A few new operators (or new names for the same ones!) The three axes, x, y, z spin components can be measured with $SA_x$, $SA_y$, and $SA_z$ devices.

We’ll use $\hbar=1$ for numerical results, this is fairly standard practice, but can be tricky to remember.

from numpy import sin,cos,pi,sqrt
from qutip import *

pz = Qobj([[1],[0]])  # +z
mz = Qobj([[0],[1]])  # -z
px = Qobj([[1/sqrt(2)],[1/sqrt(2)]])  # +x
mx = Qobj([[1/sqrt(2)],[-1/sqrt(2)]])  # -x
py = Qobj([[1/sqrt(2)],[1j/sqrt(2)]])  # +y
my = Qobj([[1/sqrt(2)],[-1j/sqrt(2)]])  # -y
Sx = 1/2.0*sigmax()
Sy = 1/2.0*sigmay()
Sz = 1/2.0*sigmaz()

Example: determine $P(S_x = \frac{\hbar}{2} ||-y\rangle)$¶

expect(px*px.dag(),my)

Example: verify the commutation relation: $\left[\hat{S}_x,\hat{S}_z\right] = -i\hbar\hat{S}_y$¶

Sx*Sz - Sz*Sx == -1j*Sy  # remember, h = 1

Ex: find $\langle \hat{S}_x\rangle$ for the state $|\psi\rangle=|+Z\rangle$.¶

pz.dag()*Sx*pz

expect(Sx,pz)

This makes sense given that $S_x$ can be either $\frac{+\hbar}{2}$ or $\frac{-\hbar}{2}$ with equal probability.
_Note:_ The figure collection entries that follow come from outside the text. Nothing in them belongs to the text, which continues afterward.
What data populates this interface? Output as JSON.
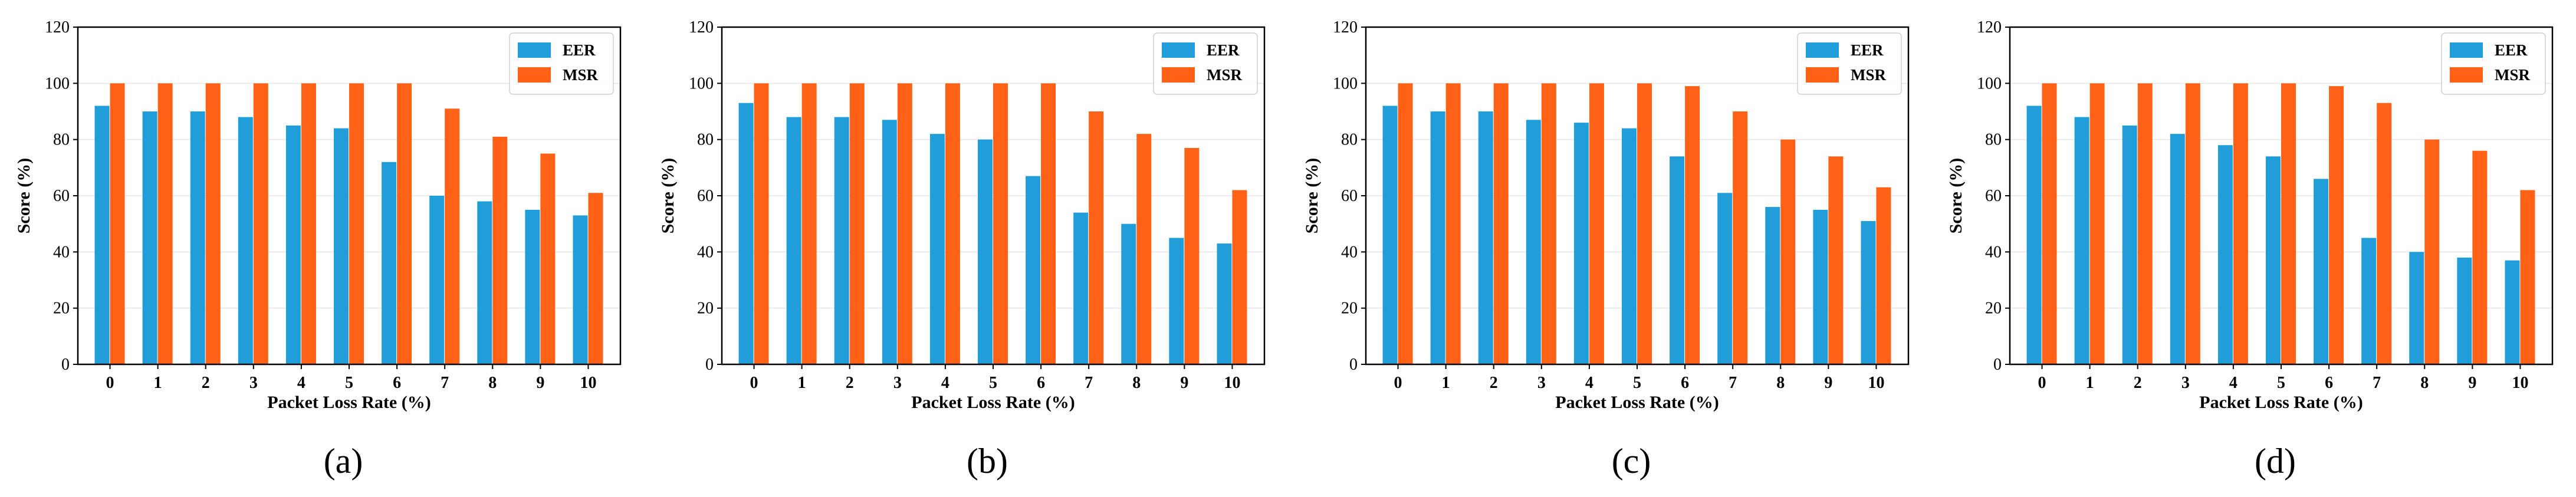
{
  "chart_data": [
    {
      "type": "bar",
      "caption": "(a)",
      "categories": [
        "0",
        "1",
        "2",
        "3",
        "4",
        "5",
        "6",
        "7",
        "8",
        "9",
        "10"
      ],
      "series": [
        {
          "name": "EER",
          "color": "#1f9ed9",
          "values": [
            92,
            90,
            90,
            88,
            85,
            84,
            72,
            60,
            58,
            55,
            53
          ]
        },
        {
          "name": "MSR",
          "color": "#ff6116",
          "values": [
            100,
            100,
            100,
            100,
            100,
            100,
            100,
            91,
            81,
            75,
            61
          ]
        }
      ],
      "xlabel": "Packet Loss Rate (%)",
      "ylabel": "Score (%)",
      "ylim": [
        0,
        120
      ],
      "yticks": [
        "0",
        "20",
        "40",
        "60",
        "80",
        "100",
        "120"
      ],
      "legend_position": "top-right",
      "grid": true
    },
    {
      "type": "bar",
      "caption": "(b)",
      "categories": [
        "0",
        "1",
        "2",
        "3",
        "4",
        "5",
        "6",
        "7",
        "8",
        "9",
        "10"
      ],
      "series": [
        {
          "name": "EER",
          "color": "#1f9ed9",
          "values": [
            93,
            88,
            88,
            87,
            82,
            80,
            67,
            54,
            50,
            45,
            43
          ]
        },
        {
          "name": "MSR",
          "color": "#ff6116",
          "values": [
            100,
            100,
            100,
            100,
            100,
            100,
            100,
            90,
            82,
            77,
            62
          ]
        }
      ],
      "xlabel": "Packet Loss Rate (%)",
      "ylabel": "Score (%)",
      "ylim": [
        0,
        120
      ],
      "yticks": [
        "0",
        "20",
        "40",
        "60",
        "80",
        "100",
        "120"
      ],
      "legend_position": "top-right",
      "grid": true
    },
    {
      "type": "bar",
      "caption": "(c)",
      "categories": [
        "0",
        "1",
        "2",
        "3",
        "4",
        "5",
        "6",
        "7",
        "8",
        "9",
        "10"
      ],
      "series": [
        {
          "name": "EER",
          "color": "#1f9ed9",
          "values": [
            92,
            90,
            90,
            87,
            86,
            84,
            74,
            61,
            56,
            55,
            51
          ]
        },
        {
          "name": "MSR",
          "color": "#ff6116",
          "values": [
            100,
            100,
            100,
            100,
            100,
            100,
            99,
            90,
            80,
            74,
            63
          ]
        }
      ],
      "xlabel": "Packet Loss Rate (%)",
      "ylabel": "Score (%)",
      "ylim": [
        0,
        120
      ],
      "yticks": [
        "0",
        "20",
        "40",
        "60",
        "80",
        "100",
        "120"
      ],
      "legend_position": "top-right",
      "grid": true
    },
    {
      "type": "bar",
      "caption": "(d)",
      "categories": [
        "0",
        "1",
        "2",
        "3",
        "4",
        "5",
        "6",
        "7",
        "8",
        "9",
        "10"
      ],
      "series": [
        {
          "name": "EER",
          "color": "#1f9ed9",
          "values": [
            92,
            88,
            85,
            82,
            78,
            74,
            66,
            45,
            40,
            38,
            37
          ]
        },
        {
          "name": "MSR",
          "color": "#ff6116",
          "values": [
            100,
            100,
            100,
            100,
            100,
            100,
            99,
            93,
            80,
            76,
            62
          ]
        }
      ],
      "xlabel": "Packet Loss Rate (%)",
      "ylabel": "Score (%)",
      "ylim": [
        0,
        120
      ],
      "yticks": [
        "0",
        "20",
        "40",
        "60",
        "80",
        "100",
        "120"
      ],
      "legend_position": "top-right",
      "grid": true
    }
  ]
}
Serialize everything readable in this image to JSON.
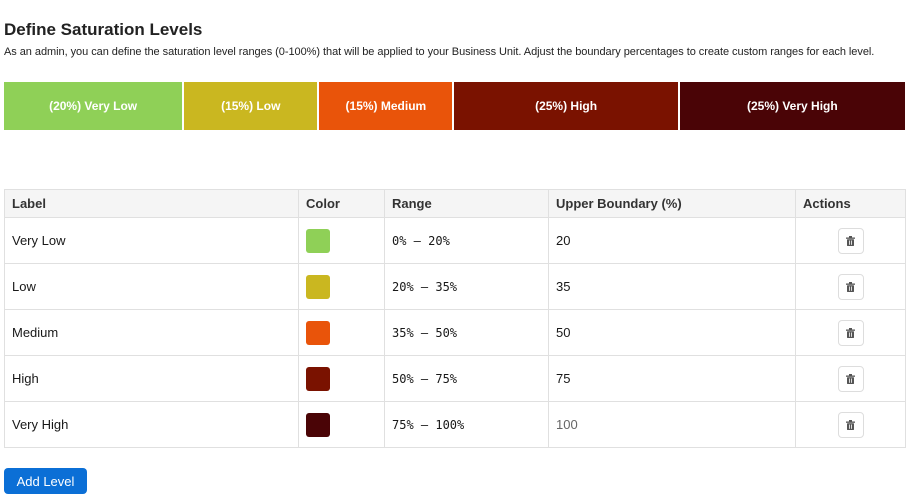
{
  "title": "Define Saturation Levels",
  "description": "As an admin, you can define the saturation level ranges (0-100%) that will be applied to your Business Unit. Adjust the boundary percentages to create custom ranges for each level.",
  "bar": [
    {
      "label": "(20%) Very Low",
      "percent": 20,
      "color": "#8fd057"
    },
    {
      "label": "(15%) Low",
      "percent": 15,
      "color": "#cab720"
    },
    {
      "label": "(15%) Medium",
      "percent": 15,
      "color": "#e9540a"
    },
    {
      "label": "(25%) High",
      "percent": 25,
      "color": "#7a1200"
    },
    {
      "label": "(25%) Very High",
      "percent": 25,
      "color": "#4a0406"
    }
  ],
  "table": {
    "headers": [
      "Label",
      "Color",
      "Range",
      "Upper Boundary (%)",
      "Actions"
    ],
    "rows": [
      {
        "label": "Very Low",
        "color": "#8fd057",
        "range": "0% – 20%",
        "upper": "20"
      },
      {
        "label": "Low",
        "color": "#cab720",
        "range": "20% – 35%",
        "upper": "35"
      },
      {
        "label": "Medium",
        "color": "#e9540a",
        "range": "35% – 50%",
        "upper": "50"
      },
      {
        "label": "High",
        "color": "#7a1200",
        "range": "50% – 75%",
        "upper": "75"
      },
      {
        "label": "Very High",
        "color": "#4a0406",
        "range": "75% – 100%",
        "upper": "100"
      }
    ]
  },
  "add_label": "Add Level"
}
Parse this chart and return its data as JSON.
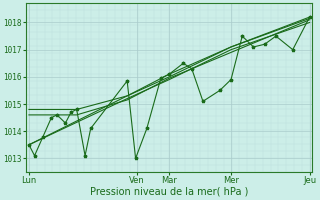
{
  "title": "",
  "xlabel": "Pression niveau de la mer( hPa )",
  "bg_color": "#cceee8",
  "plot_bg_color": "#cceee8",
  "grid_color_major": "#aacccc",
  "grid_color_minor": "#bbdddd",
  "line_color": "#1a6b1a",
  "marker_color": "#1a6b1a",
  "tick_color": "#1a6b1a",
  "border_color": "#2a7a2a",
  "ylim": [
    1012.5,
    1018.7
  ],
  "yticks": [
    1013,
    1014,
    1015,
    1016,
    1017,
    1018
  ],
  "day_labels": [
    "Lun",
    "Ven",
    "Mar",
    "Mer",
    "Jeu"
  ],
  "day_positions": [
    0.0,
    0.385,
    0.5,
    0.72,
    1.0
  ],
  "figsize": [
    3.2,
    2.0
  ],
  "dpi": 100,
  "series_zigzag_x": [
    0.0,
    0.02,
    0.05,
    0.08,
    0.1,
    0.13,
    0.15,
    0.17,
    0.2,
    0.22,
    0.35,
    0.38,
    0.42,
    0.47,
    0.5,
    0.55,
    0.58,
    0.62,
    0.68,
    0.72,
    0.76,
    0.8,
    0.84,
    0.88,
    0.94,
    1.0
  ],
  "series_zigzag_y": [
    1013.5,
    1013.1,
    1013.8,
    1014.5,
    1014.6,
    1014.3,
    1014.7,
    1014.8,
    1013.1,
    1014.1,
    1015.85,
    1013.0,
    1014.1,
    1015.95,
    1016.1,
    1016.5,
    1016.3,
    1015.1,
    1015.5,
    1015.9,
    1017.5,
    1017.1,
    1017.2,
    1017.5,
    1017.0,
    1018.2
  ],
  "trend_lines": [
    {
      "x": [
        0.0,
        0.35,
        0.5,
        0.72,
        1.0
      ],
      "y": [
        1013.5,
        1015.3,
        1016.0,
        1017.1,
        1018.15
      ]
    },
    {
      "x": [
        0.0,
        0.35,
        0.5,
        0.72,
        1.0
      ],
      "y": [
        1013.5,
        1015.2,
        1015.9,
        1017.0,
        1018.0
      ]
    },
    {
      "x": [
        0.0,
        0.17,
        0.35,
        0.5,
        0.72,
        1.0
      ],
      "y": [
        1014.8,
        1014.8,
        1015.3,
        1016.1,
        1017.1,
        1018.2
      ]
    },
    {
      "x": [
        0.0,
        0.17,
        0.35,
        0.5,
        0.72,
        1.0
      ],
      "y": [
        1014.6,
        1014.6,
        1015.15,
        1015.95,
        1016.9,
        1018.1
      ]
    }
  ]
}
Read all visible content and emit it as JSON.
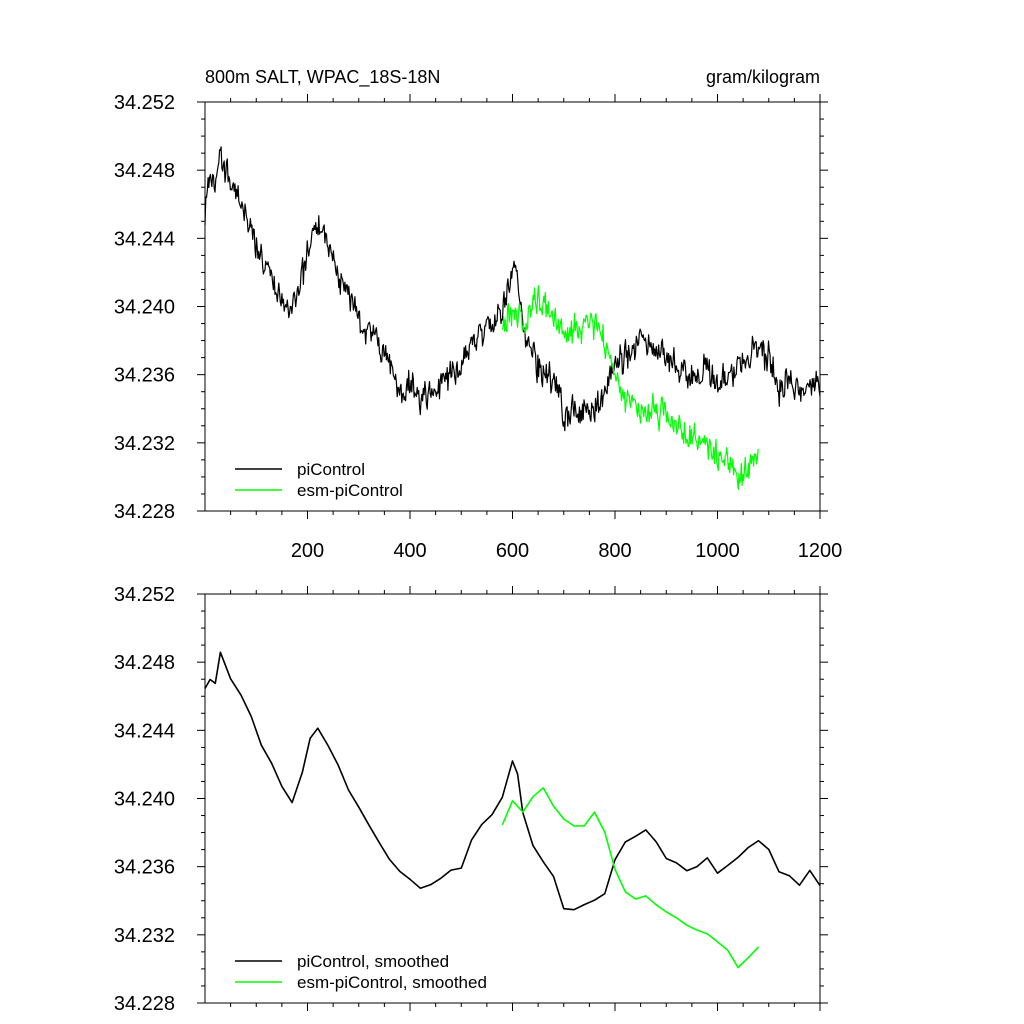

Similarly, if the state is $|\psi\rangle=|+x\rangle$.

px.dag()*Sx*px

expect(Sx,px)

Again, in units of $\hbar$.

Lab instructions:¶

1. Calculate the expectation value $\langle S_z \rangle$ for the states $|+x\rangle, |+y\rangle, |+z\rangle$

2. Calculate the expectation value $\langle S_z \rangle$ for the state $|\psi\rangle = \frac{1}{\sqrt{2}}|+x\rangle + \frac{1}{\sqrt{2}}|-x\rangle$. Interpret this result, does it make sense? Is there a simpler way to write this state?

3. Represent the spin-squared operator $\hat S^2$ as a matrix.

4. Verify that $\hat S^2$ commutes with each spin component: $\hat S_x, \hat S_y, \hat S_z$

5. Find the expectation value of $S^2$ for the three postive spins: $|+x\rangle, |+y\rangle, and |+z\rangle$. Interpret your results. Do the values differ? Should they?

6. Problem 6.9, 6.11, 6.12 from Chapter 6